I apprehend it will be urged, That after all this Care, when they are extirpated in one Place, they may poſſibly break out in another. It is what may be expected for ſome Time, and will only require a more conſtant Attendance on this Diſtemper through the whole Iſland: In which this Advantage will probably be gain'd; That whenever it does [Page 13] ſprout in any Quarter, there will be the greateſt Reaſon to expect, where the Soil is not too favourable, (if I may be allow'd to purſue a Figure that will beſt explain it to the common Reader) it will be a weak and tender Shoot, which we may eaſily weed out, and not one rank Crop upon another, as we ſometimes experience now.

As for the Time that will be requir'd to accompliſh all this; it can't be ſuppos'd I ſhou'd preſume to determine it: For, our Phyſicians know, it was ſeveral Years before we were rid of the laſt Plague. It is ſufficient, that the Affair is of ſo much Conſequence, that the Children who are yet unborn demand our Attention to it.

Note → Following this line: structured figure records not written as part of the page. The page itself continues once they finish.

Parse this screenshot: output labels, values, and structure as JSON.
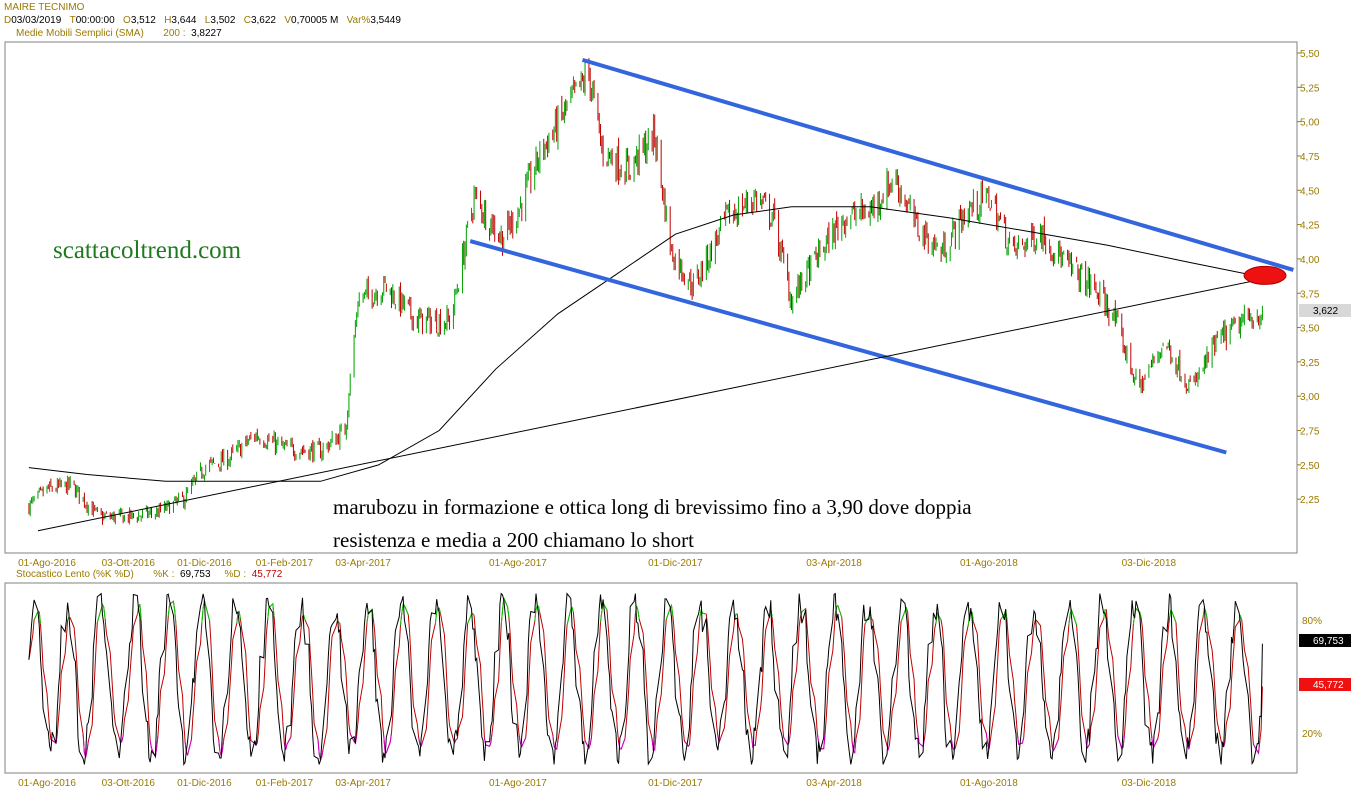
{
  "header": {
    "symbol": "MAIRE TECNIMO",
    "fields": [
      {
        "key": "D",
        "value": "03/03/2019"
      },
      {
        "key": "T",
        "value": "00:00:00"
      },
      {
        "key": "O",
        "value": "3,512"
      },
      {
        "key": "H",
        "value": "3,644"
      },
      {
        "key": "L",
        "value": "3,502"
      },
      {
        "key": "C",
        "value": "3,622"
      },
      {
        "key": "V",
        "value": "0,70005 M"
      },
      {
        "key": "Var%",
        "value": "3,5449"
      }
    ],
    "sma_label": "Medie Mobili Semplici (SMA)",
    "sma_period": "200 :",
    "sma_value": "3,8227"
  },
  "stoch_header": {
    "label": "Stocastico Lento (%K %D)",
    "k_label": "%K :",
    "k_value": "69,753",
    "d_label": "%D :",
    "d_value": "45,772"
  },
  "watermark": "scattacoltrend.com",
  "annotation": {
    "line1": "marubozu in formazione e ottica long di brevissimo fino a 3,90 dove doppia",
    "line2": "resistenza e media a 200 chiamano lo short"
  },
  "price_badge": "3,622",
  "k_badge": "69,753",
  "d_badge": "45,772",
  "colors": {
    "up": "#00a000",
    "down": "#c00000",
    "channel": "#3366dd",
    "sma": "#000000",
    "stoch_k": "#000000",
    "stoch_d": "#c00000",
    "stoch_overbought": "#00cc00",
    "stoch_oversold": "#cc00cc",
    "axis_text": "#9a7a00",
    "marker": "#ee1111"
  },
  "chart_data": [
    {
      "type": "candlestick",
      "title": "MAIRE TECNIMO",
      "y_ticks": [
        "5,50",
        "5,25",
        "5,00",
        "4,75",
        "4,50",
        "4,25",
        "4,00",
        "3,75",
        "3,50",
        "3,25",
        "3,00",
        "2,75",
        "2,50",
        "2,25"
      ],
      "x_ticks": [
        "01-Ago-2016",
        "03-Ott-2016",
        "01-Dic-2016",
        "01-Feb-2017",
        "03-Apr-2017",
        "01-Ago-2017",
        "01-Dic-2017",
        "03-Apr-2018",
        "01-Ago-2018",
        "03-Dic-2018"
      ],
      "ylim": [
        2.0,
        5.5
      ],
      "close_path": [
        [
          "2016-07-18",
          2.2
        ],
        [
          "2016-08-01",
          2.32
        ],
        [
          "2016-08-20",
          2.35
        ],
        [
          "2016-09-10",
          2.12
        ],
        [
          "2016-10-03",
          2.12
        ],
        [
          "2016-10-25",
          2.15
        ],
        [
          "2016-11-15",
          2.25
        ],
        [
          "2016-12-01",
          2.48
        ],
        [
          "2016-12-20",
          2.55
        ],
        [
          "2017-01-10",
          2.72
        ],
        [
          "2017-02-01",
          2.62
        ],
        [
          "2017-03-01",
          2.6
        ],
        [
          "2017-03-20",
          2.75
        ],
        [
          "2017-03-30",
          3.7
        ],
        [
          "2017-04-20",
          3.8
        ],
        [
          "2017-05-15",
          3.55
        ],
        [
          "2017-06-10",
          3.55
        ],
        [
          "2017-06-28",
          4.45
        ],
        [
          "2017-07-20",
          4.15
        ],
        [
          "2017-08-01",
          4.35
        ],
        [
          "2017-08-20",
          4.8
        ],
        [
          "2017-09-15",
          5.2
        ],
        [
          "2017-09-25",
          5.35
        ],
        [
          "2017-10-05",
          4.8
        ],
        [
          "2017-10-25",
          4.65
        ],
        [
          "2017-11-15",
          4.9
        ],
        [
          "2017-11-28",
          4.05
        ],
        [
          "2017-12-15",
          3.8
        ],
        [
          "2018-01-10",
          4.3
        ],
        [
          "2018-02-01",
          4.45
        ],
        [
          "2018-02-15",
          4.3
        ],
        [
          "2018-03-01",
          3.7
        ],
        [
          "2018-03-20",
          4.0
        ],
        [
          "2018-04-10",
          4.3
        ],
        [
          "2018-05-01",
          4.35
        ],
        [
          "2018-05-20",
          4.6
        ],
        [
          "2018-06-05",
          4.25
        ],
        [
          "2018-06-25",
          4.05
        ],
        [
          "2018-07-15",
          4.35
        ],
        [
          "2018-08-01",
          4.45
        ],
        [
          "2018-08-20",
          4.05
        ],
        [
          "2018-09-10",
          4.2
        ],
        [
          "2018-10-01",
          3.95
        ],
        [
          "2018-10-20",
          3.8
        ],
        [
          "2018-11-05",
          3.6
        ],
        [
          "2018-11-25",
          3.05
        ],
        [
          "2018-12-15",
          3.4
        ],
        [
          "2019-01-05",
          3.05
        ],
        [
          "2019-01-25",
          3.4
        ],
        [
          "2019-02-15",
          3.55
        ],
        [
          "2019-03-03",
          3.622
        ]
      ],
      "last_close": 3.622,
      "sma200_path": [
        [
          "2016-07-18",
          2.48
        ],
        [
          "2016-09-01",
          2.43
        ],
        [
          "2016-11-01",
          2.38
        ],
        [
          "2017-01-01",
          2.38
        ],
        [
          "2017-03-01",
          2.38
        ],
        [
          "2017-04-15",
          2.5
        ],
        [
          "2017-06-01",
          2.75
        ],
        [
          "2017-07-15",
          3.2
        ],
        [
          "2017-09-01",
          3.6
        ],
        [
          "2017-10-15",
          3.88
        ],
        [
          "2017-12-01",
          4.18
        ],
        [
          "2018-01-15",
          4.32
        ],
        [
          "2018-03-01",
          4.38
        ],
        [
          "2018-05-01",
          4.38
        ],
        [
          "2018-07-01",
          4.3
        ],
        [
          "2018-09-01",
          4.2
        ],
        [
          "2018-11-01",
          4.1
        ],
        [
          "2019-01-01",
          3.98
        ],
        [
          "2019-03-10",
          3.85
        ]
      ],
      "trendlines": [
        {
          "name": "",
          "color": "channel",
          "points": [
            [
              "2017-09-20",
              5.45
            ],
            [
              "2019-03-25",
              3.92
            ]
          ]
        },
        {
          "name": "",
          "color": "channel",
          "points": [
            [
              "2017-06-25",
              4.13
            ],
            [
              "2019-02-01",
              2.59
            ]
          ]
        },
        {
          "name": "",
          "color": "sma",
          "points": [
            [
              "2016-07-25",
              2.02
            ],
            [
              "2019-03-15",
              3.88
            ]
          ]
        }
      ],
      "marker": {
        "x": "2019-03-03",
        "y": 3.88
      }
    },
    {
      "type": "line",
      "title": "Stocastico Lento (%K %D)",
      "y_ticks": [
        "80%",
        "20%"
      ],
      "ylim": [
        0,
        100
      ],
      "series": [
        {
          "name": "%K",
          "last": 69.753
        },
        {
          "name": "%D",
          "last": 45.772
        }
      ]
    }
  ]
}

The greateſt Objection is from the Prejudices of the People; who are inclin'd to think every Abridgment of their Liberty, tho' it is for their Advantage, inhuman and barbarous. But in this Inſtance, I know not how it is; Perſons of Quality and Fortune, and very many of the Populace, are almoſt come into this Practice of themſelves, from their own Obſervations and Reaſonings upon the [Page 14] Head. The Husband and Wife, we have ſeen content to live apart for a Time; or, if they are determin'd againſt it, they might perhaps be indulg'd to perform the Quarantain together.

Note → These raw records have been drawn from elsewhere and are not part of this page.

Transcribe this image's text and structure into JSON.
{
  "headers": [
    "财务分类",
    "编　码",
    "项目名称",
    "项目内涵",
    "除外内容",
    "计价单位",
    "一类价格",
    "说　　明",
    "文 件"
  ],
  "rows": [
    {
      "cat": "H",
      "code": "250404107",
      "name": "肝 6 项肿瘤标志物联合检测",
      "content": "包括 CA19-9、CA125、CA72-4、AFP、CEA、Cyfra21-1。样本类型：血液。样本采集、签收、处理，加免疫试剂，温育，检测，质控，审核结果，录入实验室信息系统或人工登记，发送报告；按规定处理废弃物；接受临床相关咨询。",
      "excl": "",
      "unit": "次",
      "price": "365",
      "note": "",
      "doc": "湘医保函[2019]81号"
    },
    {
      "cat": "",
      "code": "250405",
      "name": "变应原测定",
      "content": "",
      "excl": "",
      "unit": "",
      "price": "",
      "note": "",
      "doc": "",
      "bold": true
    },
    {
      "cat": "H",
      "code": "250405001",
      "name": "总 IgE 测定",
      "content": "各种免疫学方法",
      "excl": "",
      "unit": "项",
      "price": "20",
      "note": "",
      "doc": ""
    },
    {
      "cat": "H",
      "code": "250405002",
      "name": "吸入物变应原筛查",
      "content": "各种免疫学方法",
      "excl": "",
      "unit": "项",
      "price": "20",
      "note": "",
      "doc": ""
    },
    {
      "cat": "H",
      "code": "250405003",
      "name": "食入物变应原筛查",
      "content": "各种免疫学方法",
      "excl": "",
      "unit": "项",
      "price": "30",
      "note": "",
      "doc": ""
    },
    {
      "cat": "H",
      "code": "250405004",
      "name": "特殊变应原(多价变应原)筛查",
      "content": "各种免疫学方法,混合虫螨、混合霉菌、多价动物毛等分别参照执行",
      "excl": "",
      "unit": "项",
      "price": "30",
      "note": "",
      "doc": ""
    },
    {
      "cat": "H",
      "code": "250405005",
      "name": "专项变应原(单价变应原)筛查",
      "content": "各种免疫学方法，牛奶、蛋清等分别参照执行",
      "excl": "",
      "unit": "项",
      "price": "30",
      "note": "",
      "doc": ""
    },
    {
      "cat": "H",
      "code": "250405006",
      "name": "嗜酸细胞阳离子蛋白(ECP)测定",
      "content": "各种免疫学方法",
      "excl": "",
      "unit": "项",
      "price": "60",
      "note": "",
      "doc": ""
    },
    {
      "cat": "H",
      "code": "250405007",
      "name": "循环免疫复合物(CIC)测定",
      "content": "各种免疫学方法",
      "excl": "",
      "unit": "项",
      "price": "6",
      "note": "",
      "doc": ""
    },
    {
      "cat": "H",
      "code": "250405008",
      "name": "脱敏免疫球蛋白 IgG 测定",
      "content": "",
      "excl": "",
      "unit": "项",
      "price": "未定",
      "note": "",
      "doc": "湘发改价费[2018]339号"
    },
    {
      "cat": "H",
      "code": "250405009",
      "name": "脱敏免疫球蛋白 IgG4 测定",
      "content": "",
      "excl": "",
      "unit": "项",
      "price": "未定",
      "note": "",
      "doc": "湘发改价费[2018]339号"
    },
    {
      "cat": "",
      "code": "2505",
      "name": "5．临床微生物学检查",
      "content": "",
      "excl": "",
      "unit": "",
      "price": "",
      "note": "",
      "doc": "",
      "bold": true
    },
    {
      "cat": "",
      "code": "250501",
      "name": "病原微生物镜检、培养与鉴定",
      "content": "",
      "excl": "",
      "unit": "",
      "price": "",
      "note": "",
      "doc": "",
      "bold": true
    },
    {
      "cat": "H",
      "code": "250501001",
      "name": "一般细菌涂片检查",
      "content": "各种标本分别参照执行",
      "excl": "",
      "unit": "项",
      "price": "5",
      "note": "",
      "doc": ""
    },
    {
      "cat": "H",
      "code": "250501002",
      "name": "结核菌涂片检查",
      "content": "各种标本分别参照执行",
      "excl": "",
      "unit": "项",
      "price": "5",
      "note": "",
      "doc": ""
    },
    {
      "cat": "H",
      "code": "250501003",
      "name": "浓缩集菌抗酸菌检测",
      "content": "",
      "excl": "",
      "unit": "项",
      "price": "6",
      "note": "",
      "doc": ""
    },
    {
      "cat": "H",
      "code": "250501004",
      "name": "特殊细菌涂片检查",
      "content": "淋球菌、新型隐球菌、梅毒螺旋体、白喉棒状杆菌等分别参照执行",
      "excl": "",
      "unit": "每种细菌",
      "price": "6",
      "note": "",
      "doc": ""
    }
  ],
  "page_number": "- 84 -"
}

The Jews, as ſtiff-neck'd and rebellious a People as they are repreſented in the Holy Writings, had ſo much regard to their Health, as to ſubmit to a much ſeverer Regimen. For there is a vaſt Difference between a Separation from Society for a few Days, which is all this Scheme requires; and theirs, which in ſome Caſes continued for Life.

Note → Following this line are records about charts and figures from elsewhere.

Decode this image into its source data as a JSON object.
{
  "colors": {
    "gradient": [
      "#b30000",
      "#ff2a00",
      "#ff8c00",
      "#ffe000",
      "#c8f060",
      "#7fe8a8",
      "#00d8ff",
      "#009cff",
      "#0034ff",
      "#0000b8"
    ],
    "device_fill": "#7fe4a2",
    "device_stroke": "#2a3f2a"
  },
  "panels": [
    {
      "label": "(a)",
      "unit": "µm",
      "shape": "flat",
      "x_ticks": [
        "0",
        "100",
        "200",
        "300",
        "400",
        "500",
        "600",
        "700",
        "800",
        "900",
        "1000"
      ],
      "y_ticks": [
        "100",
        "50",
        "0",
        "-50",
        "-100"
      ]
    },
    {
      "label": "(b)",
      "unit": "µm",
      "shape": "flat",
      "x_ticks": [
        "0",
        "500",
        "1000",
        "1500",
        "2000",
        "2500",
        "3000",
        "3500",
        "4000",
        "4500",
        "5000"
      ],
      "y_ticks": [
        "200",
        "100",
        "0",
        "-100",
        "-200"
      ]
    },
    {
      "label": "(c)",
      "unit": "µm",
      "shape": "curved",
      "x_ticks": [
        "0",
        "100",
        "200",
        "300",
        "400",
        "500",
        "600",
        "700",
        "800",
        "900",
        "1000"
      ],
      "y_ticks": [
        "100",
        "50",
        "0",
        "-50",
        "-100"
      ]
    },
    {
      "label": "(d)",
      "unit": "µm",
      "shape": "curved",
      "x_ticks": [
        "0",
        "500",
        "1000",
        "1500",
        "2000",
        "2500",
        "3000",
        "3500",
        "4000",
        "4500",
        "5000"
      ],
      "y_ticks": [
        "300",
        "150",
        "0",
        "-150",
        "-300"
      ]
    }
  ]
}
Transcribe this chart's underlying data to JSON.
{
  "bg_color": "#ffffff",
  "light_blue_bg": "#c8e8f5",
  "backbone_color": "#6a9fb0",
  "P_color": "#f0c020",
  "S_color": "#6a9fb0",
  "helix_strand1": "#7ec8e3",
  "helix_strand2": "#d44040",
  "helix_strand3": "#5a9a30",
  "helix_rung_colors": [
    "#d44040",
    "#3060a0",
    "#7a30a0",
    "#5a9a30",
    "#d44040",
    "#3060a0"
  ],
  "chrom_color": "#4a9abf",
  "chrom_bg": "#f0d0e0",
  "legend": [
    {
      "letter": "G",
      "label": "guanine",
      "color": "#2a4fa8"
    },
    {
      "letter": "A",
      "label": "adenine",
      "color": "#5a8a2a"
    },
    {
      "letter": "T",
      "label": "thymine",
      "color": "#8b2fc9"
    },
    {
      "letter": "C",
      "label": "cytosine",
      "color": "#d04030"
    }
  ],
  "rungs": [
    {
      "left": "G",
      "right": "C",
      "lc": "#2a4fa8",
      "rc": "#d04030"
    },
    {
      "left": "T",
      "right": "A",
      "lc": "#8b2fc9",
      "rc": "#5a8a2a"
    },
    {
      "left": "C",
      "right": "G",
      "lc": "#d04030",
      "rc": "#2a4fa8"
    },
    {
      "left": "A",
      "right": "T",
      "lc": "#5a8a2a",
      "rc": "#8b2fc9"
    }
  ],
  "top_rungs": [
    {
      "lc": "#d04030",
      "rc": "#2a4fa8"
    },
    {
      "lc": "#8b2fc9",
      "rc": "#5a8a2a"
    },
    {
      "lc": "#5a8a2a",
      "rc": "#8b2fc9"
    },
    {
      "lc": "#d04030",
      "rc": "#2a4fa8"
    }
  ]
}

I can't doubt, the Worthy and Learned College of Phyſicians, if they came into the Propoſal, wou'd take care to direct the Execution of it, to a general Satisfaction: And upon this Account, if the Legiſlature made them a Sort of Office of Inſurance; the Contributions they would receive from the whole Nation, and the Voluntary Benefactions of very many, to whoſe Families this Diſtemper hath been fatal, would, I'm perſuaded, render them very capable of diſcharging that Service, by their Agents, with great Applauſe. I might ſuggeſt [Page 15] the Pleaſure they muſt have by that Correſpondence this would eſtabliſh, to obſerve the State of Diſeaſes and Phyſick through the whole Nation, and to direct the Practice of it in this Inſtance: Which laſt is a Conſideration of too much Weight, not to be offer'd to the Publick: For, if any Thing can, it muſt reconcile every Perſon to this Propoſal; That He, and his Relations, tho' they are the meaneſt of the People, (among whom this Diſtemper generally lodges) will have proper Medicines and Attendance, and become the Care of the moſt Learned Body of Phyſicians in the World.